Latitude uncovers ‘further evidence of large-scale information theft’

Latitude uncovers ‘further evidence of large-scale information theft’

The fallout from a cyber attack on personal loans and credit cards provider Latitude Group (ASX: LFS) appears to have worsened, with the company today announcing it has uncovered ‘further evidence of large-scale information theft’.

The announcement, released to the ASX before the company was reinstated for trading, says the ‘further evidence’ of information theft affects customers both past and present, and applicants across Australia and New Zealand.

Latitude said that, to the best of its knowledge, no compromised data had left its systems since Thursday 16 March 2023 when the cyber attack was first announced.

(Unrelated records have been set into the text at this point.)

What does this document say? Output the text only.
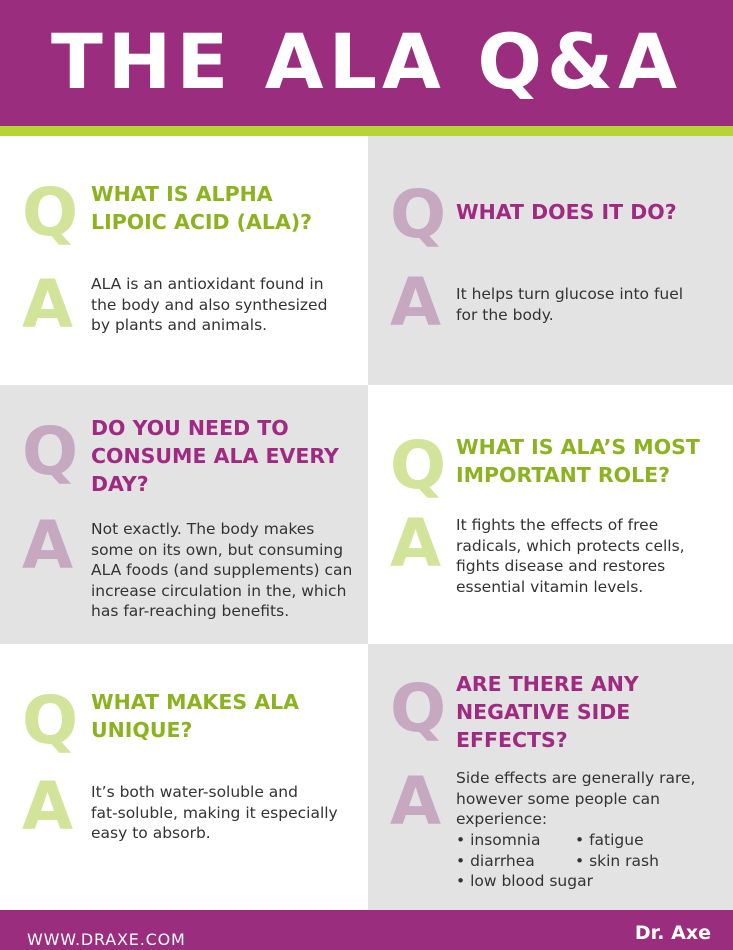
THE ALA Q&A
Q WHAT IS ALPHA
LIPOIC ACID (ALA)?
A ALA is an antioxidant found in
the body and also synthesized
by plants and animals.
Q WHAT DOES IT DO?
A It helps turn glucose into fuel
for the body.
Q DO YOU NEED TO
CONSUME ALA EVERY
DAY?
A Not exactly. The body makes
some on its own, but consuming
ALA foods (and supplements) can
increase circulation in the, which
has far-reaching benefits.
Q WHAT IS ALA’S MOST
IMPORTANT ROLE?
A It fights the effects of free
radicals, which protects cells,
fights disease and restores
essential vitamin levels.
Q WHAT MAKES ALA
UNIQUE?
A It’s both water-soluble and
fat-soluble, making it especially
easy to absorb.
Q ARE THERE ANY
NEGATIVE SIDE
EFFECTS?
A Side effects are generally rare,
however some people can
experience:
• insomnia	• fatigue
• diarrhea	• skin rash
• low blood sugar
WWW.DRAXE.COM	Dr. Axe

“We are continuing our forensic review to determine the full extent of the attack on Latitude and the amount of personal information stolen by the attacker,” Latitude said.

“Our people are working urgently to identify the total number of customers and applicants affected and the type of personal information that has been stolen.

“We appreciate how frustrating this latest development will be for our customers and we unreservedly apologise.”

The company said it was focused firmly on ‘containing’ the attack, progressing its forensic review of the actions taken by the attacker, and restoring its operational capability gradually over the coming days.

Earlier this week, Latitude announced it would be ‘days’ until its systems would be back online due to the ‘active’ cyber attack that saw the personal information of around 330,000 people stolen. This included copies of drivers’ licences, drivers’ licence numbers, passport numbers and Medicare numbers.

The firm, which sells a variety of financial products including credit cards under the brand names CreditLine, Buyer's Edge and Care Credit, said on Monday that it could not onboard new customers after isolating its tech platforms and taking them offline.

A trading suspension was also entered into voluntarily by Latitude on Monday, which has today lifted.

In the time since LFS resumed trading, shares in the company have dived by 13.69 per cent to $1.04 per share - 17 cents per share less than the position Latitude was in prior to announcing the cyber attack.